Small stature, big throws
No opponent is going to be intimidated when Nathan D’Costa lines up to compete in javelin.
At 5-foot-6 and a slender 140 pounds, the Grade 10 student at Governor Simcoe is a head or more shorter than all his opponents and many pounds lighter.
“I used to get intimidated, but I don’t any more because I just learned the technique properly this year,” the 15-year-old said.
That technique helped him win the junior boys javelin at the Southern Ontario Secondary Schools Association championships with a throw of 52.74 metres. His best throw Thursday at the Niagara Olympic Club obliterated his personal best by more than three metres.
His impressive throws seemed to catch most of his opponents by surprise.

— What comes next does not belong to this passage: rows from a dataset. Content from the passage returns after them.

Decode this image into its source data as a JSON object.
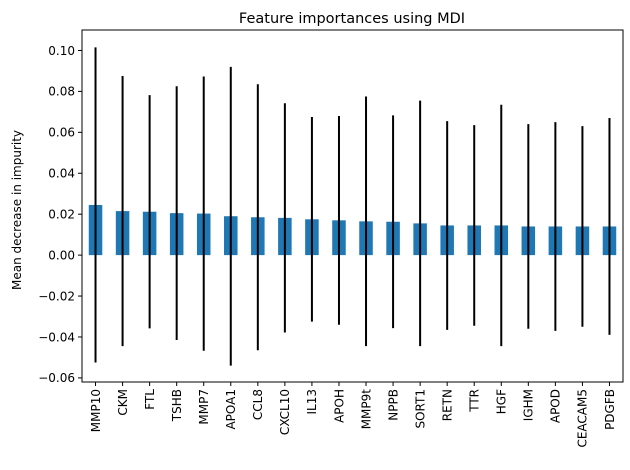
{
  "chart_data": {
    "type": "bar",
    "title": "Feature importances using MDI",
    "xlabel": "",
    "ylabel": "Mean decrease in impurity",
    "ylim": [
      -0.062,
      0.11
    ],
    "yticks": [
      -0.06,
      -0.04,
      -0.02,
      0.0,
      0.02,
      0.04,
      0.06,
      0.08,
      0.1
    ],
    "ytick_labels": [
      "−0.06",
      "−0.04",
      "−0.02",
      "0.00",
      "0.02",
      "0.04",
      "0.06",
      "0.08",
      "0.10"
    ],
    "grid": false,
    "categories": [
      "MMP10",
      "CKM",
      "FTL",
      "TSHB",
      "MMP7",
      "APOA1",
      "CCL8",
      "CXCL10",
      "IL13",
      "APOH",
      "MMP9t",
      "NPPB",
      "SORT1",
      "RETN",
      "TTR",
      "HGF",
      "IGHM",
      "APOD",
      "CEACAM5",
      "PDGFB"
    ],
    "values": [
      0.0245,
      0.0215,
      0.0212,
      0.0205,
      0.0203,
      0.019,
      0.0185,
      0.0182,
      0.0175,
      0.017,
      0.0165,
      0.0163,
      0.0155,
      0.0145,
      0.0145,
      0.0145,
      0.014,
      0.014,
      0.014,
      0.014
    ],
    "error": [
      0.077,
      0.066,
      0.057,
      0.062,
      0.067,
      0.073,
      0.065,
      0.056,
      0.05,
      0.051,
      0.061,
      0.052,
      0.06,
      0.051,
      0.049,
      0.059,
      0.05,
      0.051,
      0.049,
      0.053
    ],
    "colors": {
      "bar": "#1f77b4",
      "errorbar": "#000000"
    }
  }
}
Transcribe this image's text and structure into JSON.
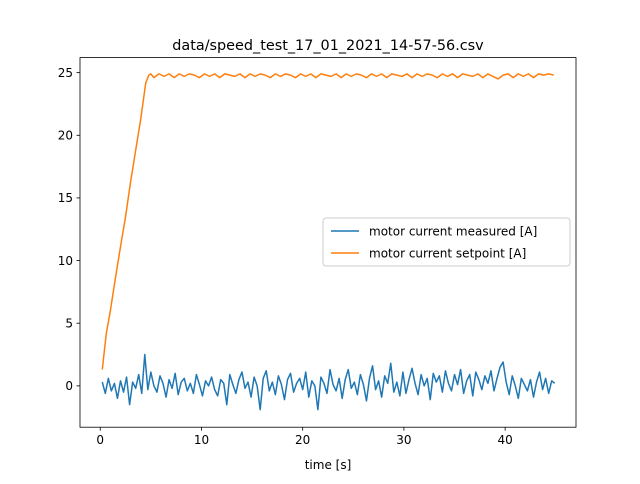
{
  "chart_data": {
    "type": "line",
    "title": "data/speed_test_17_01_2021_14-57-56.csv",
    "xlabel": "time [s]",
    "ylabel": "",
    "xlim": [
      -2.0,
      47.0
    ],
    "ylim": [
      -3.3,
      26.2
    ],
    "x_ticks": [
      0,
      10,
      20,
      30,
      40
    ],
    "y_ticks": [
      0,
      5,
      10,
      15,
      20,
      25
    ],
    "grid": false,
    "legend_position": "center-right",
    "series": [
      {
        "name": "motor current measured [A]",
        "color": "#1f77b4",
        "x": [
          0.2,
          0.5,
          0.8,
          1.1,
          1.4,
          1.7,
          2.0,
          2.3,
          2.6,
          2.9,
          3.2,
          3.5,
          3.8,
          4.1,
          4.4,
          4.7,
          5.0,
          5.3,
          5.6,
          5.9,
          6.2,
          6.5,
          6.8,
          7.1,
          7.4,
          7.7,
          8.0,
          8.3,
          8.6,
          8.9,
          9.2,
          9.5,
          9.8,
          10.1,
          10.4,
          10.7,
          11.0,
          11.3,
          11.6,
          11.9,
          12.2,
          12.5,
          12.8,
          13.1,
          13.4,
          13.7,
          14.0,
          14.3,
          14.6,
          14.9,
          15.2,
          15.5,
          15.8,
          16.1,
          16.4,
          16.7,
          17.0,
          17.3,
          17.6,
          17.9,
          18.2,
          18.5,
          18.8,
          19.1,
          19.4,
          19.7,
          20.0,
          20.3,
          20.6,
          20.9,
          21.2,
          21.5,
          21.8,
          22.1,
          22.4,
          22.7,
          23.0,
          23.3,
          23.6,
          23.9,
          24.2,
          24.5,
          24.8,
          25.1,
          25.4,
          25.7,
          26.0,
          26.3,
          26.6,
          26.9,
          27.2,
          27.5,
          27.8,
          28.1,
          28.4,
          28.7,
          29.0,
          29.3,
          29.6,
          29.9,
          30.2,
          30.5,
          30.8,
          31.1,
          31.4,
          31.7,
          32.0,
          32.3,
          32.6,
          32.9,
          33.2,
          33.5,
          33.8,
          34.1,
          34.4,
          34.7,
          35.0,
          35.3,
          35.6,
          35.9,
          36.2,
          36.5,
          36.8,
          37.1,
          37.4,
          37.7,
          38.0,
          38.3,
          38.6,
          38.9,
          39.2,
          39.5,
          39.8,
          40.1,
          40.4,
          40.7,
          41.0,
          41.3,
          41.6,
          41.9,
          42.2,
          42.5,
          42.8,
          43.1,
          43.4,
          43.7,
          44.0,
          44.3,
          44.6,
          44.9
        ],
        "y": [
          0.3,
          -0.6,
          0.6,
          -0.4,
          0.2,
          -1.0,
          0.4,
          -0.5,
          0.7,
          -1.5,
          0.3,
          -0.2,
          0.9,
          -0.6,
          2.5,
          -0.3,
          1.1,
          0.0,
          -0.5,
          0.8,
          0.2,
          -0.9,
          0.5,
          -0.2,
          1.0,
          -0.7,
          0.3,
          0.6,
          -0.4,
          0.2,
          -0.6,
          0.9,
          0.1,
          -0.8,
          0.4,
          0.0,
          0.7,
          -0.3,
          -0.8,
          0.5,
          0.2,
          -1.5,
          0.9,
          0.1,
          -0.6,
          0.5,
          1.1,
          -0.2,
          0.3,
          -0.9,
          0.7,
          0.0,
          -1.9,
          0.6,
          1.2,
          -0.4,
          0.3,
          -0.7,
          0.8,
          0.1,
          -1.1,
          0.5,
          1.0,
          -0.5,
          0.2,
          0.6,
          -0.3,
          1.1,
          -0.9,
          0.4,
          0.0,
          -1.9,
          0.7,
          0.2,
          -0.6,
          1.3,
          0.1,
          -0.4,
          0.6,
          -1.0,
          0.5,
          1.3,
          -0.2,
          0.3,
          -0.7,
          0.9,
          0.1,
          -1.2,
          0.6,
          1.6,
          -0.3,
          0.4,
          -0.9,
          0.8,
          0.2,
          1.8,
          -0.5,
          0.3,
          -0.8,
          1.1,
          -0.6,
          0.5,
          1.4,
          0.2,
          -0.7,
          0.9,
          0.0,
          0.6,
          -1.1,
          1.0,
          0.3,
          0.8,
          -0.5,
          1.2,
          0.2,
          -0.4,
          0.9,
          0.1,
          1.3,
          -0.6,
          0.4,
          0.9,
          -0.8,
          1.1,
          0.5,
          -0.3,
          0.8,
          0.2,
          1.2,
          -0.4,
          0.6,
          1.5,
          1.9,
          0.3,
          -0.7,
          0.8,
          0.0,
          -1.0,
          0.6,
          0.1,
          -0.4,
          0.5,
          -0.9,
          0.3,
          1.1,
          -0.3,
          0.6,
          -0.6,
          0.4,
          0.2
        ]
      },
      {
        "name": "motor current setpoint [A]",
        "color": "#ff7f0e",
        "x": [
          0.2,
          0.6,
          1.0,
          1.5,
          2.0,
          2.5,
          3.0,
          3.5,
          4.0,
          4.5,
          4.8,
          5.0,
          5.3,
          5.8,
          6.3,
          6.8,
          7.3,
          7.8,
          8.3,
          8.8,
          9.3,
          9.8,
          10.3,
          10.8,
          11.3,
          11.8,
          12.3,
          12.8,
          13.3,
          13.8,
          14.3,
          14.8,
          15.3,
          15.8,
          16.3,
          16.8,
          17.3,
          17.8,
          18.3,
          18.8,
          19.3,
          19.8,
          20.3,
          20.8,
          21.3,
          21.8,
          22.3,
          22.8,
          23.3,
          23.8,
          24.3,
          24.8,
          25.3,
          25.8,
          26.3,
          26.8,
          27.3,
          27.8,
          28.3,
          28.8,
          29.3,
          29.8,
          30.3,
          30.8,
          31.3,
          31.8,
          32.3,
          32.8,
          33.3,
          33.8,
          34.3,
          34.8,
          35.3,
          35.8,
          36.3,
          36.8,
          37.3,
          37.8,
          38.3,
          38.8,
          39.3,
          39.8,
          40.3,
          40.8,
          41.3,
          41.8,
          42.3,
          42.8,
          43.3,
          43.8,
          44.3,
          44.8
        ],
        "y": [
          1.3,
          4.2,
          6.0,
          8.6,
          11.1,
          13.5,
          16.3,
          18.8,
          21.3,
          24.2,
          24.8,
          24.9,
          24.6,
          24.9,
          24.7,
          24.9,
          24.6,
          24.9,
          24.7,
          24.9,
          24.8,
          24.6,
          24.9,
          24.7,
          24.9,
          24.6,
          24.9,
          24.8,
          24.7,
          24.9,
          24.6,
          24.9,
          24.7,
          24.9,
          24.8,
          24.6,
          24.9,
          24.7,
          24.9,
          24.8,
          24.6,
          24.9,
          24.7,
          24.9,
          24.6,
          24.9,
          24.8,
          24.7,
          24.9,
          24.6,
          24.9,
          24.7,
          24.9,
          24.8,
          24.6,
          24.9,
          24.7,
          24.9,
          24.6,
          24.9,
          24.8,
          24.7,
          24.9,
          24.6,
          24.9,
          24.7,
          24.9,
          24.8,
          24.6,
          24.9,
          24.7,
          24.9,
          24.6,
          24.9,
          24.8,
          24.7,
          24.9,
          24.6,
          24.9,
          24.7,
          24.5,
          24.8,
          24.9,
          24.6,
          24.9,
          24.7,
          24.9,
          24.6,
          24.9,
          24.8,
          24.9,
          24.8
        ]
      }
    ]
  }
}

“Everyone is telling me how small I am and they wonder how I throw it so far,” the Thorold Elite Track Club member said.
He feels there are no secrets to his success.
“I just keep a long arm, come in with some speed and aggression and just throw.”
The aggression was fuelled Thursday by remembering his performance at last year’s national championship.
“I came sixth at that one so I wanted to win this one,” he said.
His memories of nationals were stoked by competing Thursday against Notre Dame’s Callan Saldutto.
“He came second at nationals so I wanted to beat him.”
D’Costa’s win at SOSSA is the second step towards his ultimate target.
“My goal is to get top three at OFSAA (Ontario Federation of School Athletic Associations championships).”
Last year, he won the SOSSA midget boys javelin title with a throw of 44.44 metres but didn’t advance any further because his family went on a vacation to Punta Cana on the day the South Regionals started.
“My throw at SOSSA would have won regionals,” he said.
He was disappointed to go on vacation and miss advancing last spring.
“It was hard to leave, but I didn’t think I would be that good,” he said. “I just started last year and then I did really well.”
He got his start in track and field at the urging of his friend, Cameron Burgess.
“I did it and was pretty good then I went to a practice at the Thorold Elite Track Club and they liked me,” he said. “They told me to keep doing it so I stuck with it the entire winter.”
He believes his increased speed and strength have been his biggest improvements in the sport.
“It was a lot of weight room work, hill workouts and running.”
He’s hoping javelin will open doors for him.
“I haven’t thought about which university yet, but a scholarship would be my goal.”